Cuore sacro
Innanzitutto diamo un piccolo consiglio: andate a vedere questo film in compagnia di alcuni amici.
La storia narrata è una favola, antica e moderna, avvolta intorno ad un concetto che indichiamo con un condizionale:
ciascuno di noi avrebbe un cuore sacro, propenso all’amore e al bene sociale, offuscato da un cuore profano che spinge invece verso l’egoismo.
Ma qualora si manifesti un clinamen, un accidente, a seguito del quale il cuore sacro riesca a fare capolino, allora si innesca inevitabilmente una reazione a catena di virtù inarrestabili.
È quanto accade alla bella Irene, interpretata da Barbara Bobulova, insensibile avventuriera dell’alta finanza che si imbatte in una ladruncola, Camille Dugay Comencini, che la induce a cambiare vita.
In questa parabola esistenziale fanno da contorno alle due fanciulle alcuni attori di grande spessore: Lisa Gastoni ed Erica Blanc, rispettivamente zia cattiva e zia buona; Gigi Angelillo, guardiano di un palazzo consacrato ai buoni ricordi; Massimo Poggio, prete ingenuamente sedotto da una sorta di teologia della liberazione ed Elisabetta Pozzi interprete di straordinaria intensità nel ruolo di una psichiatra.
Ozpetek è da sempre coinvolto nello studio dell’universo femminile al quale aggiunge, di film in film, alcune caratteristiche sottratte all’universo maschile e depurate di alcune scorie tossiche.
Noi immaginiamo si tratti di una specie di debito contratto nella scelta omosessuale.

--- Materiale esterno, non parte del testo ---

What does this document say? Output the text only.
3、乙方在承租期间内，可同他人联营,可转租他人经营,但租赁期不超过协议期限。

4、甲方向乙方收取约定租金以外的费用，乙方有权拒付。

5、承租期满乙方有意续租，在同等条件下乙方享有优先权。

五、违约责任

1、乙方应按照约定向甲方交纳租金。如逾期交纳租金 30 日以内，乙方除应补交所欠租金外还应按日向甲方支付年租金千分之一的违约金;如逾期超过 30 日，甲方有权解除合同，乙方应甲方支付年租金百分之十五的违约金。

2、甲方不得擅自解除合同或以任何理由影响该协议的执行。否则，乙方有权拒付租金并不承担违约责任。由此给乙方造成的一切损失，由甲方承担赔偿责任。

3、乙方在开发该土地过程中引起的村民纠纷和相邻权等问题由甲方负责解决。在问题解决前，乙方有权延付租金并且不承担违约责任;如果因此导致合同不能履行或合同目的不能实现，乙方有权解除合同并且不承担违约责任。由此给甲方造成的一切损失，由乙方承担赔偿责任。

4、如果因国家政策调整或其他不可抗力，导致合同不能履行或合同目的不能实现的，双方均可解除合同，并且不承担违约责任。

Il mondo descritto da Ozpetek è diviso in tre categorie di qualità decrescente: gli omosessuali, generalmente maschi, fieri e consapevoli, le donne, gli altri.
I primi insegnano alle seconde come gestire un mondo in cui pullulano anche i terzi.
Le donne sono potenzialmente buone in quanto possiedono una parte buona rappresentata, per natura, dalla possibilità della gestazione: si tratta della antica dimostrazione, di San Tommaso d’Aquino, dell’esistenza di Dio per gradi di perfezione.
In questo film, però, il regista opera il gran salto: la consapevolezza del bene arriva alla donna non più tramite l’insegnamento impartito dall’omosessuale consapevole, ma per eredità genetica, attraverso il cromosoma X, da donna a donna.
Il film è girato con sapienza in una Roma sempre splendida, vero scrigno di quella cultura classica che il regista ha spostato, dalla Istambul greco – romano – islamica di Hamam, nei palazzi e tra i vicoli vicino al Colosseo, che la fotografia ci ripropone in scorci famigliari e quasi dimenticati per troppa abitudine.
La bella musica svolge un importante ruolo di commento, ma non rimane attaccata alla pelle come le colonne sonore di film precedenti tranne il bellissimo brano, che commenta il finale, preso in prestito dal panorama classico.
È utile assistere alla proiezione in gruppo per poter formulare una risposta statisticamente valida alla domanda: come finisce il film?